Moreover, trials such as that of Pryce or other well-known examples of jury failures have eroded such confidence as there is in the system.  They might be thought rare – but perhaps should not be, given the Ministry of Justice study mentioned above.

If the public has more confidence in juries because they represent the verdict of twelve as opposed to one, then statistically there is not much to bear out such an assumption. 

Then there is the question of a bulwark against injustice: someone technically guilty but attracting moral sympathy might expect to escape a conviction due to a sympathetic jury.  Such cases are few and far between, morally and legally dubious, and not much of a counterpoint to the argument that juries are fundamentally flawed in the majority of cases. They would also have to be balanced against jury decisions which the public consider blatantly wrong, which occur as often as ones in which they ape the Chancellor’s foot and deliver a popular verdict contrary to law.

Further, there are forms of trial which are manifestly unsuited to juries – complex tax or accounting fraud cases – and surely the general public would trust the verdict of an experienced Chancery judge over lay people in such cases.

Some benefits

Were juries to be abandoned one immediate benefit would ensue: much of the law of criminal evidence could be abandoned.  Substantial savings in cost and time would follow, which would mean legal aid could receive some of the money (and would go further as trials would be cheaper) and the courts would get through cases much more quickly.

Some alternatives

There are already alternatives in the justice system to simply single judges or juries.  In wet shipping cases for years elder bretheren of Trinity House have (wholly uncontroversially) sat as assessors to assist the judge. In the Employment Appeal Tribunal it is common for two lay members to sit with one judge.

Or we might look to France, where the Cour D’Assises are composed of a jury of 6 jurors and a panel of 3 active judges at first instance, and 9 jurors and 3 active judges on appeal. A similar system here (though I see no need for a jury on appeal, as we do not have one now and there is no serious call for it) would address most of the above concerns about the flaws of juries whilst preserving the public confidence which – rightly or wrongly – seems to derive from the demotic element they involve.

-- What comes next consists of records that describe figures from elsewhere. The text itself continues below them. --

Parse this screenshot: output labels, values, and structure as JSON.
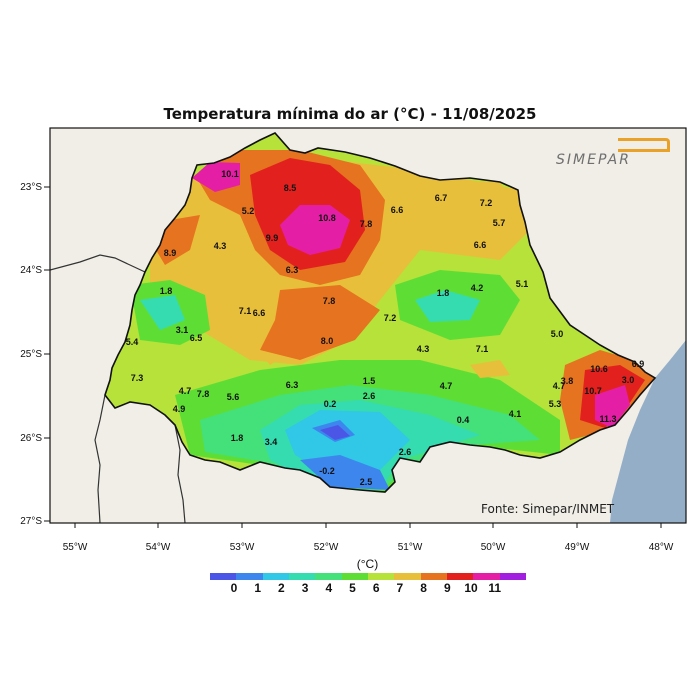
{
  "title": "Temperatura mínima do ar (°C) - 11/08/2025",
  "credit": "Fonte: Simepar/INMET",
  "logo_text": "SIMEPAR",
  "axes": {
    "lon_labels": [
      "55°W",
      "54°W",
      "53°W",
      "52°W",
      "51°W",
      "50°W",
      "49°W",
      "48°W"
    ],
    "lat_labels": [
      "23°S",
      "24°S",
      "25°S",
      "26°S",
      "27°S"
    ]
  },
  "colorbar": {
    "title": "(°C)",
    "ticks": [
      "0",
      "1",
      "2",
      "3",
      "4",
      "5",
      "6",
      "7",
      "8",
      "9",
      "10",
      "11"
    ],
    "colors": [
      "#4b55e6",
      "#3d86ee",
      "#31c7e6",
      "#35dcb0",
      "#44e07a",
      "#5ede35",
      "#b6e23a",
      "#e8bf3a",
      "#e6731f",
      "#e2211f",
      "#e51fa5",
      "#a21fe0"
    ]
  },
  "colors": {
    "background_land": "#f0eee6",
    "ocean": "#95aec8"
  },
  "stations": [
    {
      "value": "10.1"
    },
    {
      "value": "8.5"
    },
    {
      "value": "5.2"
    },
    {
      "value": "10.8"
    },
    {
      "value": "7.8"
    },
    {
      "value": "6.6"
    },
    {
      "value": "9.9"
    },
    {
      "value": "8.9"
    },
    {
      "value": "4.3"
    },
    {
      "value": "6.3"
    },
    {
      "value": "6.7"
    },
    {
      "value": "7.2"
    },
    {
      "value": "5.7"
    },
    {
      "value": "6.6"
    },
    {
      "value": "5.1"
    },
    {
      "value": "1.8"
    },
    {
      "value": "4.2"
    },
    {
      "value": "7.8"
    },
    {
      "value": "7.2"
    },
    {
      "value": "1.8"
    },
    {
      "value": "7.1"
    },
    {
      "value": "6.6"
    },
    {
      "value": "3.1"
    },
    {
      "value": "6.5"
    },
    {
      "value": "5.4"
    },
    {
      "value": "8.0"
    },
    {
      "value": "4.3"
    },
    {
      "value": "7.1"
    },
    {
      "value": "5.0"
    },
    {
      "value": "7.3"
    },
    {
      "value": "4.7"
    },
    {
      "value": "7.8"
    },
    {
      "value": "5.6"
    },
    {
      "value": "6.3"
    },
    {
      "value": "1.5"
    },
    {
      "value": "2.6"
    },
    {
      "value": "4.7"
    },
    {
      "value": "4.7"
    },
    {
      "value": "3.8"
    },
    {
      "value": "4.9"
    },
    {
      "value": "0.2"
    },
    {
      "value": "5.3"
    },
    {
      "value": "4.1"
    },
    {
      "value": "0.4"
    },
    {
      "value": "1.8"
    },
    {
      "value": "3.4"
    },
    {
      "value": "2.6"
    },
    {
      "value": "-0.2"
    },
    {
      "value": "2.5"
    },
    {
      "value": "10.6"
    },
    {
      "value": "6.9"
    },
    {
      "value": "10.7"
    },
    {
      "value": "11.3"
    },
    {
      "value": "3.0"
    }
  ]
}
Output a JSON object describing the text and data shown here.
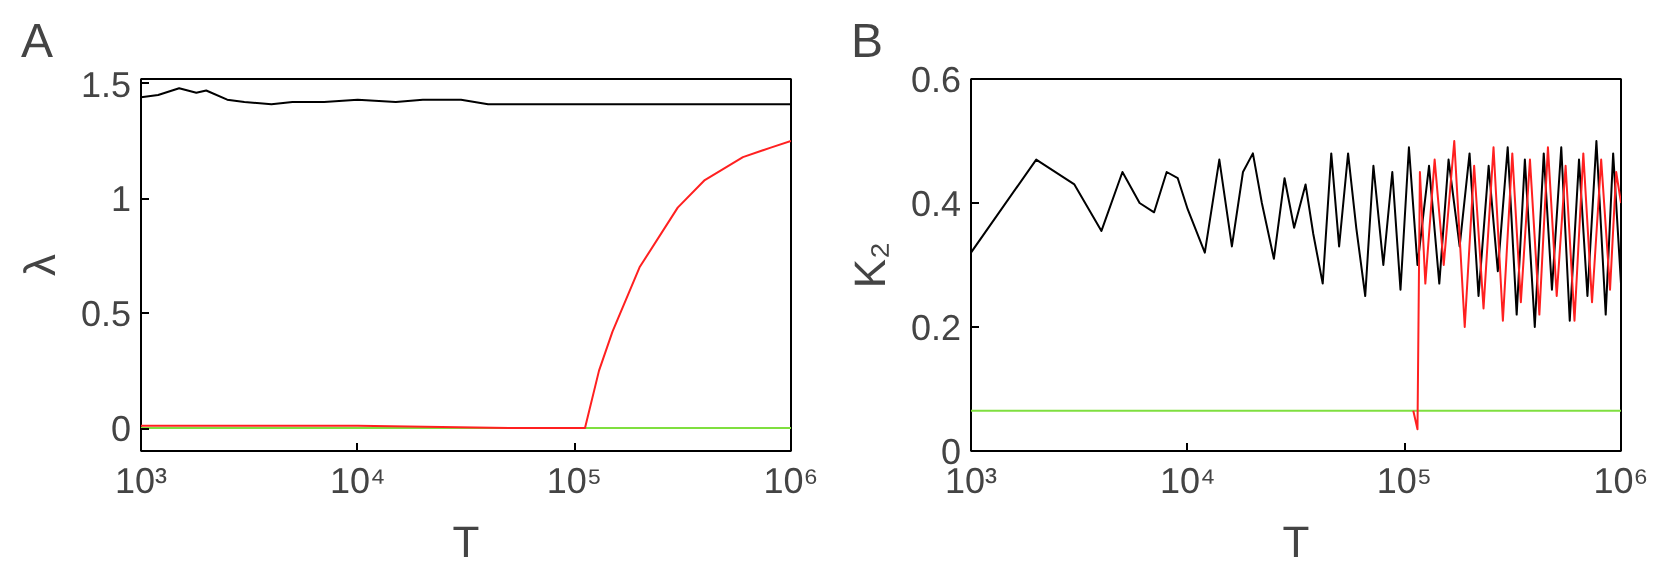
{
  "chart_data": [
    {
      "type": "line",
      "title": "A",
      "xlabel": "T",
      "ylabel": "λ",
      "log": "x",
      "xlim": [
        1000,
        1000000
      ],
      "xticks": [
        {
          "value": 1000,
          "label": "10³"
        },
        {
          "value": 10000,
          "label": "10⁴"
        },
        {
          "value": 100000,
          "label": "10⁵"
        },
        {
          "value": 1000000,
          "label": "10⁶"
        }
      ],
      "ylim": [
        -0.1,
        1.52
      ],
      "yticks": [
        0,
        0.5,
        1,
        1.5
      ],
      "series": [
        {
          "color": "#000000",
          "x": [
            1000,
            1200,
            1500,
            1800,
            2000,
            2500,
            3000,
            4000,
            5000,
            7000,
            10000,
            15000,
            20000,
            30000,
            40000,
            60000,
            100000,
            200000,
            500000,
            1000000
          ],
          "values": [
            1.44,
            1.45,
            1.48,
            1.46,
            1.47,
            1.43,
            1.42,
            1.41,
            1.42,
            1.42,
            1.43,
            1.42,
            1.43,
            1.43,
            1.41,
            1.41,
            1.41,
            1.41,
            1.41,
            1.41
          ]
        },
        {
          "color": "#7fdf3f",
          "x": [
            1000,
            1000000
          ],
          "values": [
            0,
            0
          ]
        },
        {
          "color": "#ff2020",
          "x": [
            1000,
            10000,
            50000,
            112000,
            130000,
            150000,
            200000,
            300000,
            400000,
            600000,
            800000,
            1000000
          ],
          "values": [
            0.01,
            0.01,
            0,
            0,
            0.25,
            0.42,
            0.7,
            0.96,
            1.08,
            1.18,
            1.22,
            1.25
          ]
        }
      ]
    },
    {
      "type": "line",
      "title": "B",
      "xlabel": "T",
      "ylabel": "K₂",
      "log": "x",
      "xlim": [
        1000,
        1000000
      ],
      "xticks": [
        {
          "value": 1000,
          "label": "10³"
        },
        {
          "value": 10000,
          "label": "10⁴"
        },
        {
          "value": 100000,
          "label": "10⁵"
        },
        {
          "value": 1000000,
          "label": "10⁶"
        }
      ],
      "ylim": [
        0,
        0.6
      ],
      "yticks": [
        0,
        0.2,
        0.4,
        0.6
      ],
      "series": [
        {
          "color": "#000000",
          "x": [
            1000,
            2000,
            3000,
            4000,
            5000,
            6000,
            7000,
            8000,
            9000,
            10000,
            12000,
            14000,
            16000,
            18000,
            20000,
            22000,
            25000,
            28000,
            31000,
            35000,
            38000,
            42000,
            46000,
            50000,
            55000,
            60000,
            66000,
            72000,
            80000,
            88000,
            96000,
            105000,
            115000,
            130000,
            145000,
            160000,
            180000,
            200000,
            220000,
            245000,
            270000,
            300000,
            330000,
            360000,
            400000,
            440000,
            480000,
            530000,
            580000,
            640000,
            700000,
            770000,
            850000,
            920000,
            1000000
          ],
          "values": [
            0.32,
            0.47,
            0.43,
            0.355,
            0.45,
            0.4,
            0.385,
            0.45,
            0.44,
            0.39,
            0.32,
            0.47,
            0.33,
            0.45,
            0.48,
            0.4,
            0.31,
            0.44,
            0.36,
            0.43,
            0.35,
            0.27,
            0.48,
            0.33,
            0.48,
            0.36,
            0.25,
            0.46,
            0.3,
            0.45,
            0.26,
            0.49,
            0.3,
            0.46,
            0.27,
            0.47,
            0.33,
            0.48,
            0.25,
            0.46,
            0.29,
            0.49,
            0.22,
            0.47,
            0.2,
            0.48,
            0.26,
            0.49,
            0.21,
            0.47,
            0.25,
            0.5,
            0.22,
            0.48,
            0.27
          ]
        },
        {
          "color": "#7fdf3f",
          "x": [
            1000,
            1000000
          ],
          "values": [
            0.065,
            0.065
          ]
        },
        {
          "color": "#ff2020",
          "x": [
            110000,
            115000,
            118000,
            125000,
            138000,
            152000,
            170000,
            190000,
            210000,
            232000,
            258000,
            285000,
            315000,
            345000,
            380000,
            420000,
            460000,
            505000,
            555000,
            610000,
            670000,
            735000,
            810000,
            890000,
            950000,
            1000000
          ],
          "values": [
            0.065,
            0.035,
            0.45,
            0.27,
            0.47,
            0.3,
            0.5,
            0.2,
            0.46,
            0.23,
            0.49,
            0.21,
            0.48,
            0.24,
            0.47,
            0.22,
            0.49,
            0.25,
            0.46,
            0.21,
            0.48,
            0.24,
            0.47,
            0.26,
            0.45,
            0.4
          ]
        }
      ]
    }
  ]
}
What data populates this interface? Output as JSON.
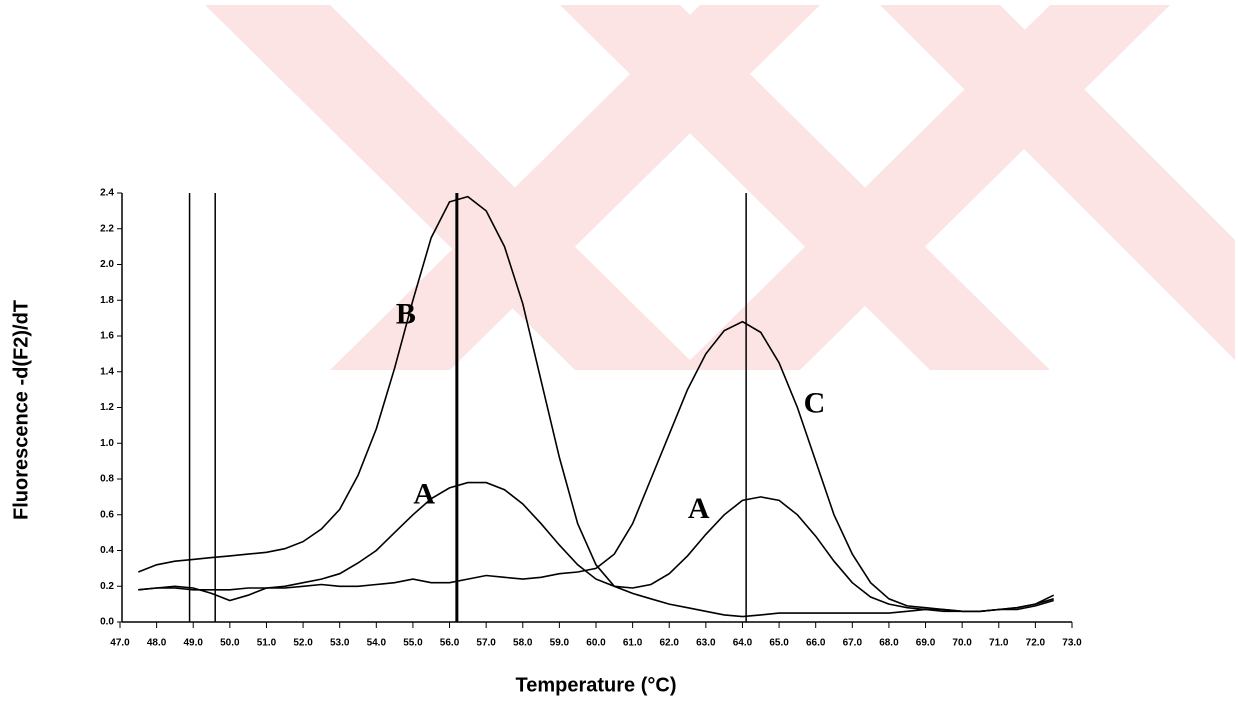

The other alternative would be to reform the jury system itself, by requiring some form of qualification (see here for an interesting discussion).  This certainly has a precedent, albeit not a very good one, in that until recently jurors were required to be property owners and over the age of 21.  An IQ test would be an obvious though invidious alternative; perhaps a more palatable one would be some form of written test.  There would still be all manner of problems with such a measure, however, not the least of which being that it would give an easy escape route to those who cannot be bothered with their civic duty, and we would end up with juries about as representative as Justices of the Peace have been over the years. 

Another suggestion is for juries to give written reasons for their verdict.  The chaos that would follow in the form of appeals, reviews and public outcries needs no elaboration.

I must admit to wavering somewhat on the issue. Perhaps, rather like Churchill said of democracy, we may end up concluding that juries are the worst possible system except for all the alternatives. Or perhaps it is time to grasp the nettle and make a radical change that is overdue.